During the immigration process, applicants are assessed by the U.S. Citizenship and Immigration Services (USCIS). This involves the applicant completing detailed documents as well as taking part in interviews with USCIS officers. The point of these exercises is to assess the applicant’s character and whether or not they are likely to uphold the values associated with the country.
Thus, criminal offenses are generally frowned upon, whether you are in the process of applying or have already obtained a green card. However, minor offenses will not always impact the residential status of an immigrant. Crimes of moral turpitude, on the other hand, are likely to make immigrating to the U.S. very difficult and they could even result in deportation for those who have residency.
What exactly are crimes of moral turpitude?

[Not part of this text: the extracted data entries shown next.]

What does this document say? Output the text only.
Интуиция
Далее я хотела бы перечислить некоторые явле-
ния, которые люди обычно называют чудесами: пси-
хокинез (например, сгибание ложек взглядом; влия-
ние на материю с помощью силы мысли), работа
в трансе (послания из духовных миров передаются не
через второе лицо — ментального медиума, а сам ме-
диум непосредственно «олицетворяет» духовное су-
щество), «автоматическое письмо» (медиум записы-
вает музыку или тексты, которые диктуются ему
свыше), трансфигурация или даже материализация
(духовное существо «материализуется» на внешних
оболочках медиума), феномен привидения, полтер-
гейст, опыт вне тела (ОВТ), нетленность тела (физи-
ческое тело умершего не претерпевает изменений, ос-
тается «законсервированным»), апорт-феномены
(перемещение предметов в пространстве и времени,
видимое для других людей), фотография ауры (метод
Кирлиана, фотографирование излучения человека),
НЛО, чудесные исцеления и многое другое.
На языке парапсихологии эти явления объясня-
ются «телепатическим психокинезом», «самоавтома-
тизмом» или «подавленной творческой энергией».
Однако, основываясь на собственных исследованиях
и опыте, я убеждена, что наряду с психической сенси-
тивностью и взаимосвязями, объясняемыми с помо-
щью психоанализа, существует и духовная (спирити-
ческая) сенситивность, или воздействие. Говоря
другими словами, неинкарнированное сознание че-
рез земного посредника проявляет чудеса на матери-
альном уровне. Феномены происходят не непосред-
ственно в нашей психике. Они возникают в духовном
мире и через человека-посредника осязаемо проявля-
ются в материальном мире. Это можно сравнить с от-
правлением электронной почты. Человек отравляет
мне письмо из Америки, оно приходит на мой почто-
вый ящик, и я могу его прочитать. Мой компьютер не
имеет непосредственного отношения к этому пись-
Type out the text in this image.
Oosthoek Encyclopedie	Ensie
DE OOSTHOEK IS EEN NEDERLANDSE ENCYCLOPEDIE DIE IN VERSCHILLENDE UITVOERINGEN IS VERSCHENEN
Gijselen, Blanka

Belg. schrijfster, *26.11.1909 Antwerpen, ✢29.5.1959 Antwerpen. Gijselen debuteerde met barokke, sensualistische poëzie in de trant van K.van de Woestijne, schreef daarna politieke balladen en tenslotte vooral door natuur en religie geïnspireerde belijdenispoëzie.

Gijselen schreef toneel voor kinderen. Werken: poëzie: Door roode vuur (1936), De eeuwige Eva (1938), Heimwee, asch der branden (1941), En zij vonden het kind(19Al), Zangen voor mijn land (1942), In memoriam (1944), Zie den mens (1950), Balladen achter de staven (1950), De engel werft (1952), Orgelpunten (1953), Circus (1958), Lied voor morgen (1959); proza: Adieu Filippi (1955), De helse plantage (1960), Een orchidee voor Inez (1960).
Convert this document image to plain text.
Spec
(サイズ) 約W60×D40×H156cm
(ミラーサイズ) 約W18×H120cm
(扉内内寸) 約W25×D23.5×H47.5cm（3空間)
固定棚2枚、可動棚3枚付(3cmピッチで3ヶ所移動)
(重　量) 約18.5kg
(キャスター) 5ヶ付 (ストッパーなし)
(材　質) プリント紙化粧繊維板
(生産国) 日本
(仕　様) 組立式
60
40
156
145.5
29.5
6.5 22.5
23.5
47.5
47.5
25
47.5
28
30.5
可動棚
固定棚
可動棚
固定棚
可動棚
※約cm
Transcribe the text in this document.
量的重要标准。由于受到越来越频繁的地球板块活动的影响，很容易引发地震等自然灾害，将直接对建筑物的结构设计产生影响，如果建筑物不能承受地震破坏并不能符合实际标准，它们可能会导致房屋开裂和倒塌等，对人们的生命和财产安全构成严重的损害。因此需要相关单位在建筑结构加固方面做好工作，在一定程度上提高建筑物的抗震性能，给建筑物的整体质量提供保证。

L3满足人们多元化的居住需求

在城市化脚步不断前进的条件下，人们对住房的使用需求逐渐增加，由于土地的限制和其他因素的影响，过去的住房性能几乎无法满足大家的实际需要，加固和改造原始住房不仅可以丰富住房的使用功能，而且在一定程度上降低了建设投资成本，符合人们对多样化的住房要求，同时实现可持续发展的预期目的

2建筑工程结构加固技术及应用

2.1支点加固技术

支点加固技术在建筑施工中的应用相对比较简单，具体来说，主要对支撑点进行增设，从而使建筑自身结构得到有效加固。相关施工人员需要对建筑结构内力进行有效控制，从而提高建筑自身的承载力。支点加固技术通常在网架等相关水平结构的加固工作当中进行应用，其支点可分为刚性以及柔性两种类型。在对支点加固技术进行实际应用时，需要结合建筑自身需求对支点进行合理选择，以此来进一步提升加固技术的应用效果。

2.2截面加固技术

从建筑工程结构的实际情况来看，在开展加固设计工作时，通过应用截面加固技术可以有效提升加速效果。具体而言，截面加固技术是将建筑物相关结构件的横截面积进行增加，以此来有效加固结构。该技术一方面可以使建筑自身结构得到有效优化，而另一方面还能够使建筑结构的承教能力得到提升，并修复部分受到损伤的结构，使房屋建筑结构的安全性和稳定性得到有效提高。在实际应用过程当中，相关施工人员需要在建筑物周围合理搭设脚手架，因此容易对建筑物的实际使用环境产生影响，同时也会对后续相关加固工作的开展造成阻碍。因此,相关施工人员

There isn’t a single definition of crimes of moral turpitude but the USCIS does offer some clear guidance. Crimes such as murder, serious sexual offenses and defrauding vulnerable parties will fall into this category. Essentially, the offense must be so serious that it shocks the public conscience. According to the USCIS, conduct that shows malicious intent or gross recklessness will fall into this category.
Clarity is vital
If you have been in trouble with the law previously or are currently facing accusations, it is vital to provide a clear picture of the circumstances of your case. Assessing whether or not malicious intent or recklessness was present could make all the difference to your immigration status.
Protecting your rights
Your residential status is something that is worth protecting. You should not face deportation for wrongful accusations or minor infractions. Having legal guidance behind you will help you to present your case and reduce the risk of facing severe penalties such as deportation.